Benchmarks: Liquid LFM2.5 vs Qwen 3.5-2B Performance

I put Liquid LFM2.5-1.2B-Thinking up against Qwen 3.5-2B-Instruct. Both were quantized to Q4_K_M formats and run purely on the Pi 5 CPU using llama.cpp.

# Running Qwen 3.5 on the Pi 5
llama-cli -m models/qwen3.5-2b-instruct-q4_k_m.gguf \
  -c 4096 \
  --threads 4 \
  -p "Explain the difference between TCP and UDP like I'm 5."
MetricLiquid LFM2.5-1.2BQwen 3.5-2B
GPQA (Intelligence)38.973.4
IFBench (Following Rules)44.859.2
RAM Target (Q4 Quantized)~900MB~1.4GB
Time to First Token400ms1.5s - 45s

The intelligence gap is massive. A 73.4 on GPQA means the Qwen model actually solves logic problems instead of just guessing the next word based on a memorized template.

But the hardware reality on the Pi 5 exposes the trade-offs. The Qwen model is physically larger. At 1.4GB quantized, it takes a bigger bite out of your shared system memory. It also demands massive compute to process its internal reasoning step.

Performance Trade-offs: Latency and Infinite Reasoning Loops

Qwen wins on raw benchmarks, but Liquid still owns latency-first edge deployments.

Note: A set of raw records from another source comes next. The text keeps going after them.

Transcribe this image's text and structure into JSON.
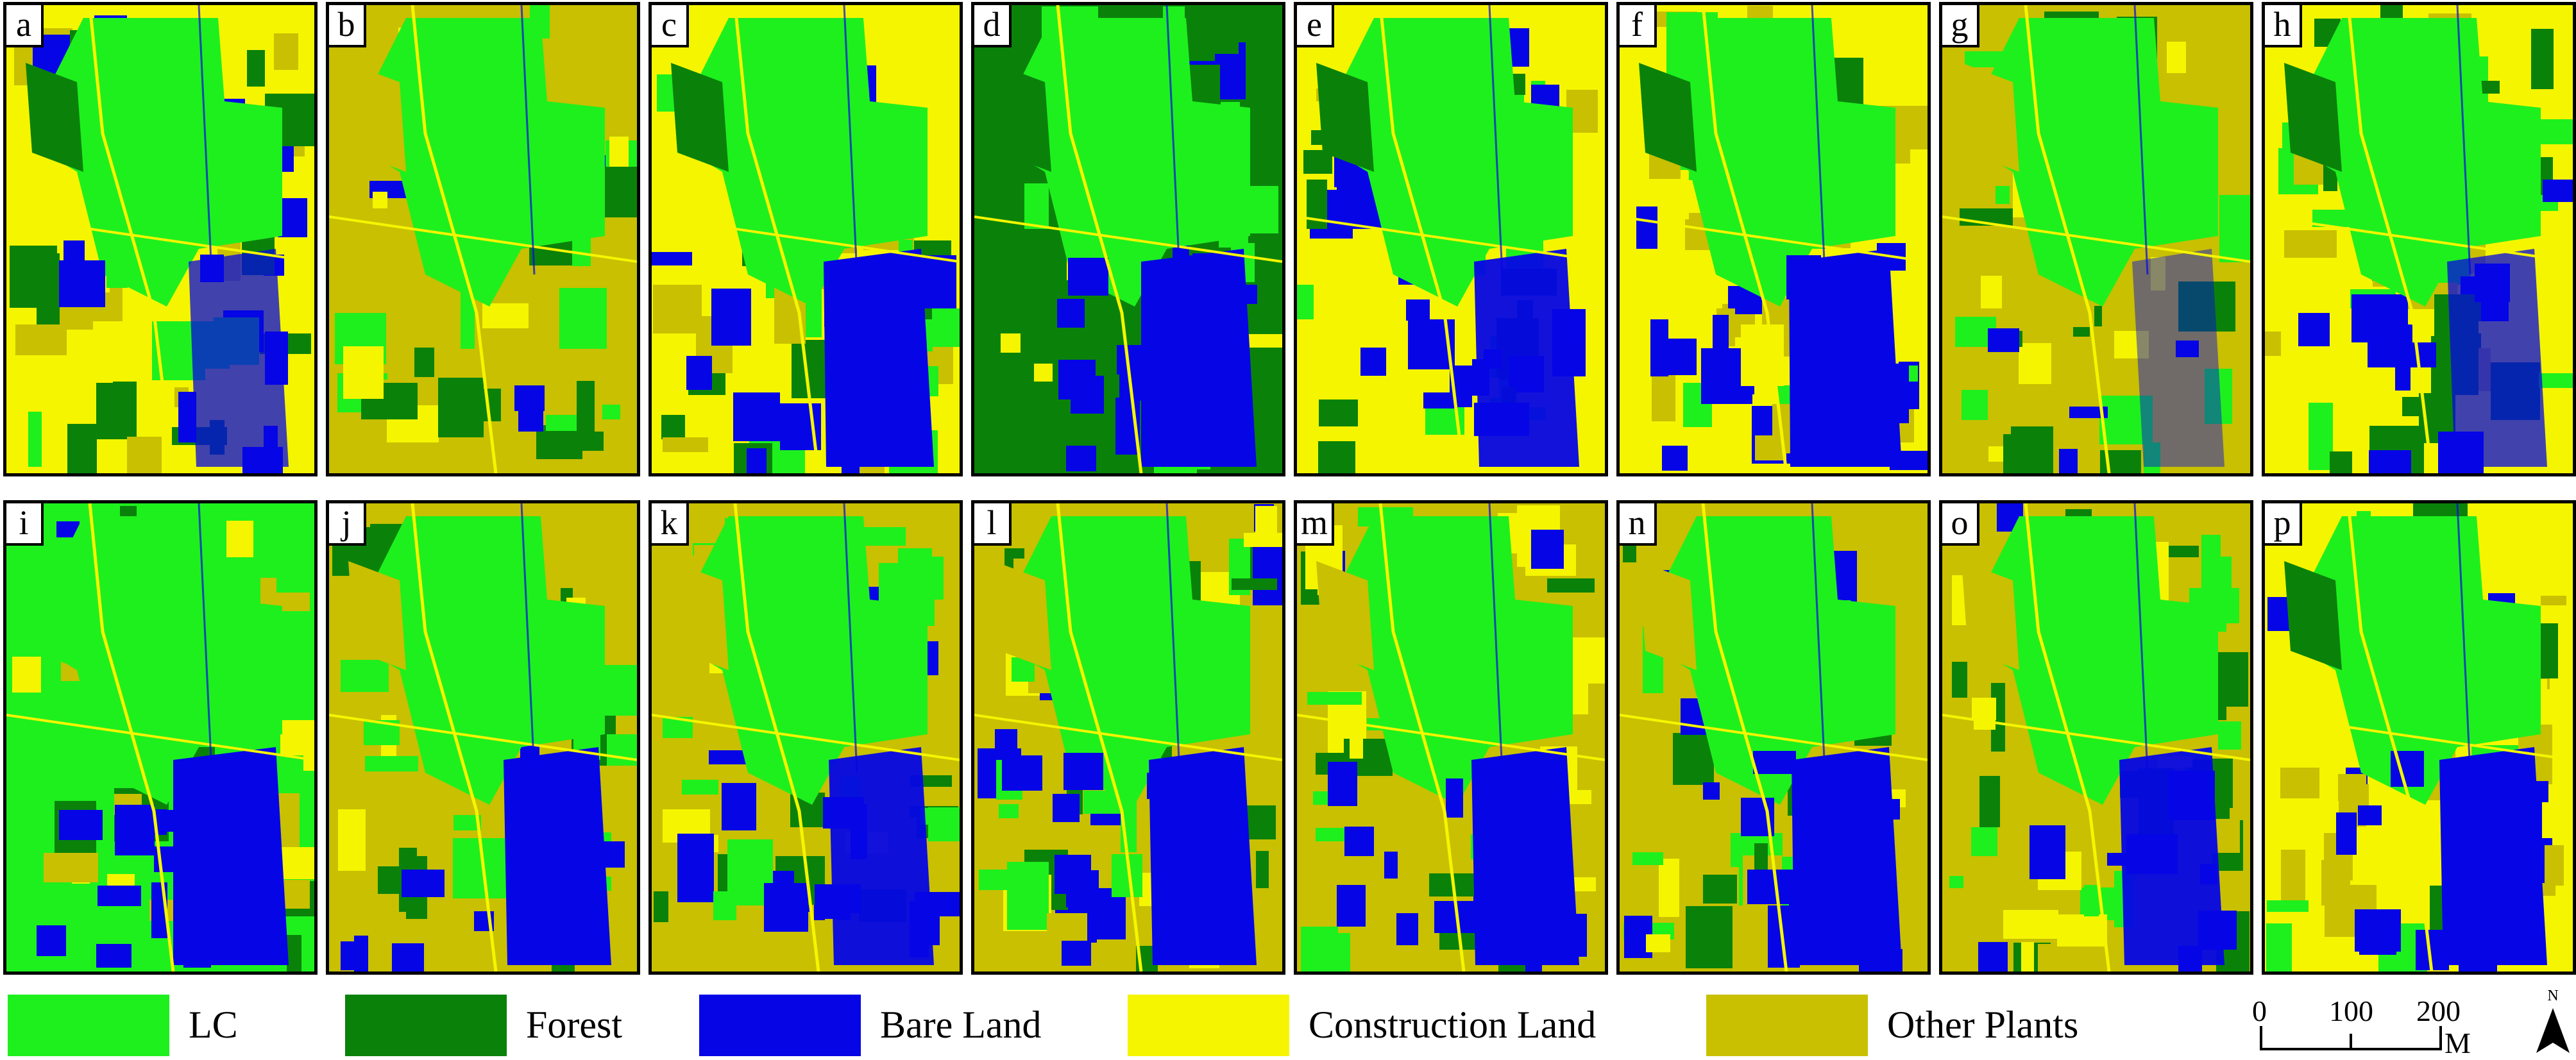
{
  "colors": {
    "lc": "#1ef01e",
    "forest": "#0a820a",
    "bare_land": "#0505e6",
    "construction_land": "#f5f500",
    "other_plants": "#c8c000"
  },
  "panels": [
    {
      "label": "a"
    },
    {
      "label": "b"
    },
    {
      "label": "c"
    },
    {
      "label": "d"
    },
    {
      "label": "e"
    },
    {
      "label": "f"
    },
    {
      "label": "g"
    },
    {
      "label": "h"
    },
    {
      "label": "i"
    },
    {
      "label": "j"
    },
    {
      "label": "k"
    },
    {
      "label": "l"
    },
    {
      "label": "m"
    },
    {
      "label": "n"
    },
    {
      "label": "o"
    },
    {
      "label": "p"
    }
  ],
  "legend": {
    "items": [
      {
        "label": "LC",
        "color": "#1ef01e"
      },
      {
        "label": "Forest",
        "color": "#0a820a"
      },
      {
        "label": "Bare Land",
        "color": "#0505e6"
      },
      {
        "label": "Construction Land",
        "color": "#f5f500"
      },
      {
        "label": "Other Plants",
        "color": "#c8c000"
      }
    ]
  },
  "scale_bar": {
    "tick_0": "0",
    "tick_1": "100",
    "tick_2": "200",
    "unit": "M"
  },
  "north_arrow": {
    "label": "N",
    "icon": "north-arrow-icon"
  }
}
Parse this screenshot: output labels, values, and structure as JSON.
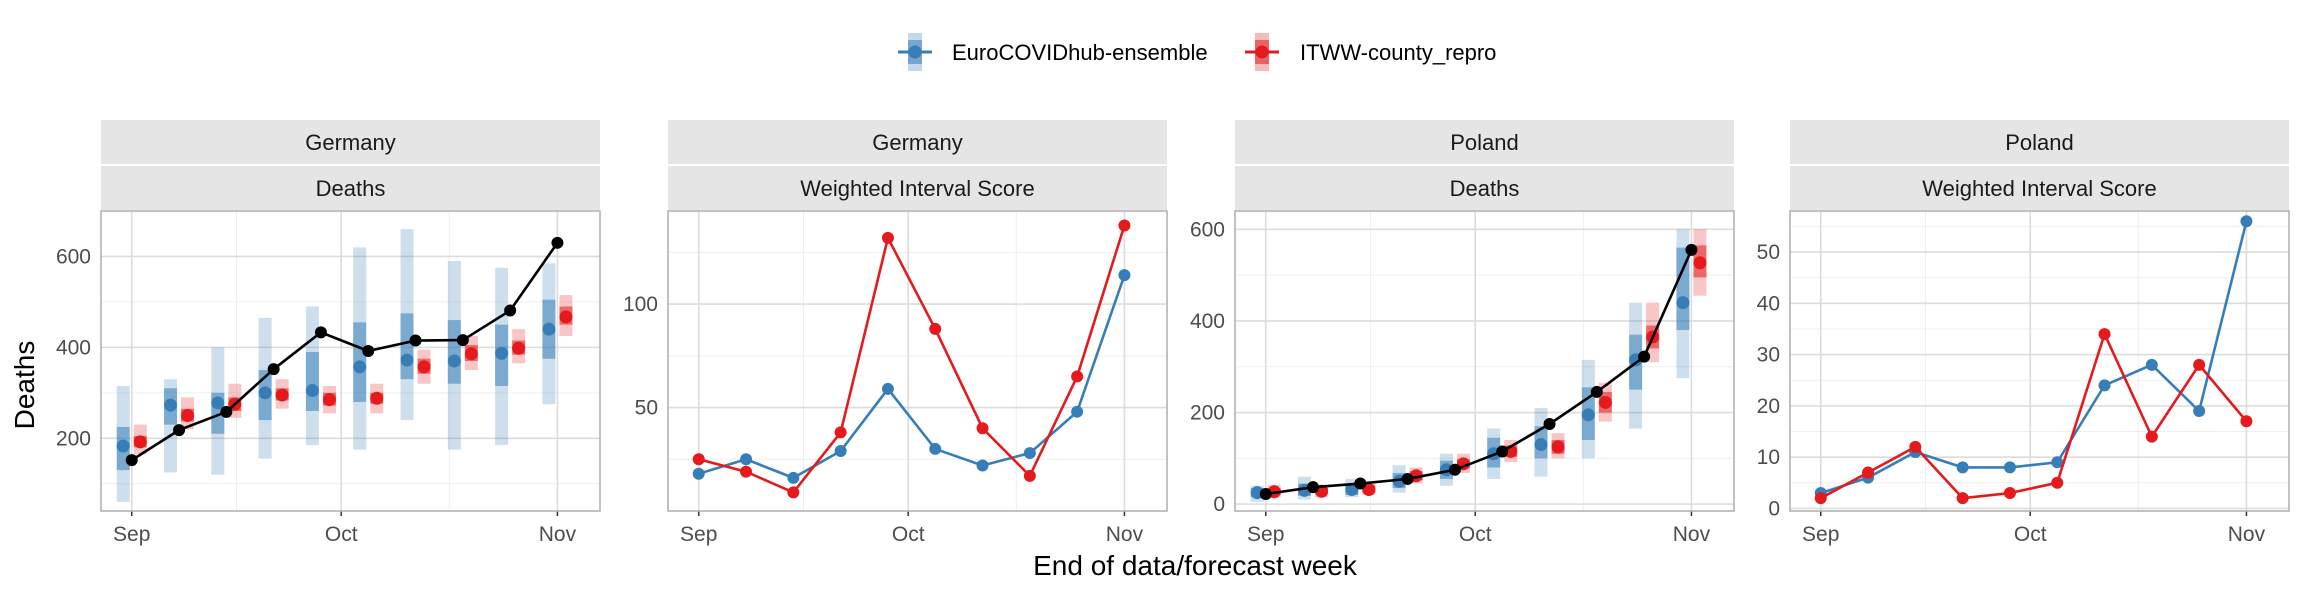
{
  "legend": {
    "items": [
      {
        "label": "EuroCOVIDhub-ensemble",
        "color": "#377eb8"
      },
      {
        "label": "ITWW-county_repro",
        "color": "#e41a1c"
      }
    ]
  },
  "axis_labels": {
    "xlabel": "End of data/forecast week",
    "ylabel": "Deaths"
  },
  "chart_data": [
    {
      "type": "line",
      "facet": [
        "Germany",
        "Deaths"
      ],
      "x_ticks": [
        "Sep",
        "Oct",
        "Nov"
      ],
      "ylim": [
        40,
        700
      ],
      "y_ticks": [
        200,
        400,
        600
      ],
      "observed": [
        152,
        218,
        258,
        352,
        433,
        392,
        415,
        416,
        481,
        630
      ],
      "series": [
        {
          "name": "EuroCOVIDhub-ensemble",
          "median": [
            183,
            273,
            278,
            300,
            305,
            357,
            372,
            370,
            387,
            440
          ],
          "inner": [
            [
              130,
              225
            ],
            [
              230,
              310
            ],
            [
              210,
              300
            ],
            [
              240,
              350
            ],
            [
              260,
              390
            ],
            [
              280,
              455
            ],
            [
              330,
              475
            ],
            [
              320,
              460
            ],
            [
              315,
              450
            ],
            [
              375,
              505
            ]
          ],
          "outer": [
            [
              60,
              315
            ],
            [
              125,
              330
            ],
            [
              120,
              400
            ],
            [
              155,
              465
            ],
            [
              185,
              490
            ],
            [
              175,
              620
            ],
            [
              240,
              660
            ],
            [
              175,
              590
            ],
            [
              185,
              575
            ],
            [
              275,
              585
            ]
          ]
        },
        {
          "name": "ITWW-county_repro",
          "median": [
            192,
            250,
            275,
            295,
            285,
            288,
            357,
            386,
            398,
            467
          ],
          "inner": [
            [
              180,
              205
            ],
            [
              237,
              265
            ],
            [
              260,
              290
            ],
            [
              283,
              310
            ],
            [
              272,
              300
            ],
            [
              276,
              300
            ],
            [
              342,
              375
            ],
            [
              370,
              405
            ],
            [
              384,
              415
            ],
            [
              450,
              490
            ]
          ],
          "outer": [
            [
              165,
              230
            ],
            [
              220,
              290
            ],
            [
              245,
              320
            ],
            [
              265,
              330
            ],
            [
              255,
              315
            ],
            [
              255,
              320
            ],
            [
              320,
              395
            ],
            [
              350,
              425
            ],
            [
              365,
              440
            ],
            [
              425,
              515
            ]
          ]
        }
      ]
    },
    {
      "type": "line",
      "facet": [
        "Germany",
        "Weighted Interval Score"
      ],
      "x_ticks": [
        "Sep",
        "Oct",
        "Nov"
      ],
      "ylim": [
        0,
        145
      ],
      "y_ticks": [
        50,
        100
      ],
      "series": [
        {
          "name": "EuroCOVIDhub-ensemble",
          "values": [
            18,
            25,
            16,
            29,
            59,
            30,
            22,
            28,
            48,
            114
          ]
        },
        {
          "name": "ITWW-county_repro",
          "values": [
            25,
            19,
            9,
            38,
            132,
            88,
            40,
            17,
            65,
            138
          ]
        }
      ]
    },
    {
      "type": "line",
      "facet": [
        "Poland",
        "Deaths"
      ],
      "x_ticks": [
        "Sep",
        "Oct",
        "Nov"
      ],
      "ylim": [
        -15,
        640
      ],
      "y_ticks": [
        0,
        200,
        400,
        600
      ],
      "observed": [
        22,
        37,
        45,
        55,
        75,
        115,
        175,
        245,
        322,
        555
      ],
      "series": [
        {
          "name": "EuroCOVIDhub-ensemble",
          "median": [
            25,
            30,
            32,
            50,
            75,
            110,
            130,
            195,
            315,
            440
          ],
          "inner": [
            [
              15,
              35
            ],
            [
              18,
              45
            ],
            [
              20,
              45
            ],
            [
              35,
              68
            ],
            [
              55,
              95
            ],
            [
              80,
              145
            ],
            [
              100,
              170
            ],
            [
              140,
              255
            ],
            [
              250,
              370
            ],
            [
              380,
              560
            ]
          ],
          "outer": [
            [
              5,
              40
            ],
            [
              10,
              60
            ],
            [
              15,
              55
            ],
            [
              25,
              85
            ],
            [
              40,
              110
            ],
            [
              55,
              165
            ],
            [
              60,
              210
            ],
            [
              100,
              315
            ],
            [
              165,
              440
            ],
            [
              275,
              600
            ]
          ]
        },
        {
          "name": "ITWW-county_repro",
          "median": [
            27,
            28,
            32,
            62,
            88,
            115,
            125,
            222,
            365,
            527
          ],
          "inner": [
            [
              20,
              35
            ],
            [
              22,
              35
            ],
            [
              25,
              40
            ],
            [
              52,
              72
            ],
            [
              78,
              98
            ],
            [
              103,
              128
            ],
            [
              110,
              140
            ],
            [
              200,
              245
            ],
            [
              340,
              390
            ],
            [
              495,
              565
            ]
          ],
          "outer": [
            [
              15,
              42
            ],
            [
              15,
              42
            ],
            [
              20,
              45
            ],
            [
              45,
              80
            ],
            [
              68,
              110
            ],
            [
              92,
              140
            ],
            [
              100,
              155
            ],
            [
              180,
              265
            ],
            [
              310,
              440
            ],
            [
              455,
              600
            ]
          ]
        }
      ]
    },
    {
      "type": "line",
      "facet": [
        "Poland",
        "Weighted Interval Score"
      ],
      "x_ticks": [
        "Sep",
        "Oct",
        "Nov"
      ],
      "ylim": [
        -0.5,
        58
      ],
      "y_ticks": [
        0,
        10,
        20,
        30,
        40,
        50
      ],
      "series": [
        {
          "name": "EuroCOVIDhub-ensemble",
          "values": [
            3,
            6,
            11,
            8,
            8,
            9,
            24,
            28,
            19,
            56
          ]
        },
        {
          "name": "ITWW-county_repro",
          "values": [
            2,
            7,
            12,
            2,
            3,
            5,
            34,
            14,
            28,
            17
          ]
        }
      ]
    }
  ]
}
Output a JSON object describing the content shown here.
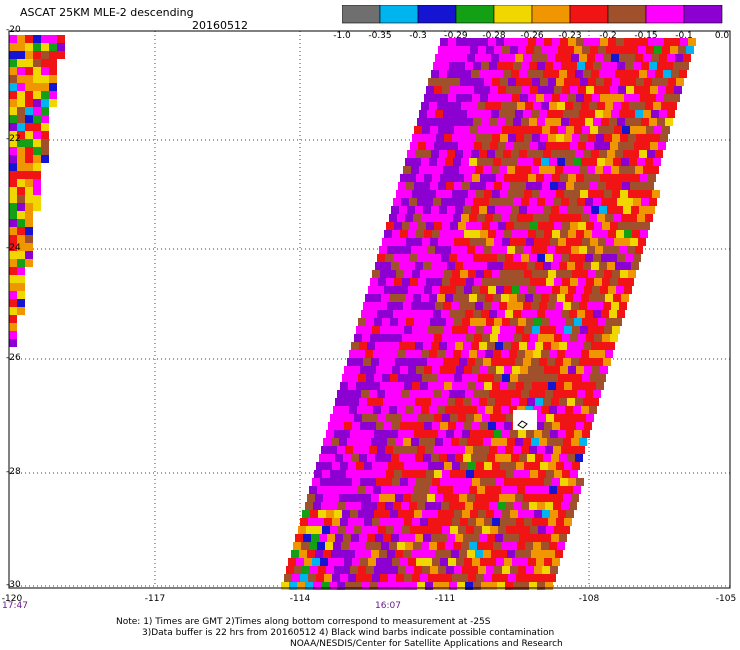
{
  "title": "ASCAT 25KM MLE-2 descending",
  "date": "20160512",
  "legend": {
    "colors": [
      "#6f6f6f",
      "#00b4f0",
      "#1414d2",
      "#14a014",
      "#f0d700",
      "#f09600",
      "#f01414",
      "#a0502a",
      "#ff00ff",
      "#8c00d2"
    ],
    "labels": [
      "-1.0",
      "-0.35",
      "-0.3",
      "-0.29",
      "-0.28",
      "-0.26",
      "-0.23",
      "-0.2",
      "-0.15",
      "-0.1",
      "0.0"
    ]
  },
  "axes": {
    "y_ticks": [
      "-20",
      "-22",
      "-24",
      "-26",
      "-28",
      "-30"
    ],
    "x_ticks": [
      "-120",
      "-117",
      "-114",
      "-111",
      "-108",
      "-105"
    ]
  },
  "times": [
    "17:47",
    "16:07"
  ],
  "notes": [
    "Note: 1) Times are GMT 2)Times along bottom correspond to measurement at -25S",
    "3)Data buffer is 22 hrs from 20160512 4) Black wind barbs indicate possible contamination",
    "NOAA/NESDIS/Center for Satellite Applications and Research"
  ]
}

If you build a voice assistant or a hardware tool like my Voice Keyboard, you need an answer immediately. Liquid hits a time-to-first-token of roughly 400ms on the Pi.

Qwen suffers from its own intelligence. Because it uses scaled RL for reasoning, it frequently falls into infinite planning loops. You will watch the console spit out think tags for 45 seconds while the Pi's CPU pins at 100%.

<think>
Wait, the user wants a simple explanation.
Let me consider analogies. Cars? Mail?
Mail is good. TCP is registered mail. UDP is a postcard.
Let me refine this.
Is a postcard accurate? Yes, no delivery guarantee.
Wait, let me rethink the delivery mechanism...
</think>

It does this just to answer a basic formatting question. Liquid lacks that internal planning phase. It never overthinks. It just gives you the best answer it has and moves on.

Verdict: Choosing the Best Local AI Model for Your Project

If you work with a strict RAM budget or need instant voice responses, stick with the 1.2B Liquid model. It remains the most efficient text engine for the Pi.

If you build an async agent that needs to look at camera feeds, plan multi-step actions, or parse messy JSON logs, swap to the 2B Qwen model. The latency hit is worth the intelligence gain.

There is also a wildcard here. Qwen released a 0.8B model in this series. It loads entirely into cache on some edge devices. I plan to test it specifically for single-purpose voice transcription pipelines next week.

The floor for local reasoning used to sit at 70B parameters. You needed a dedicated GPU rig just to get a model to plan its next move. Now we have 2B models doing native vision and complex planning on an 80-dollar single-board computer. The constraints are disappearing faster than the hardware changes.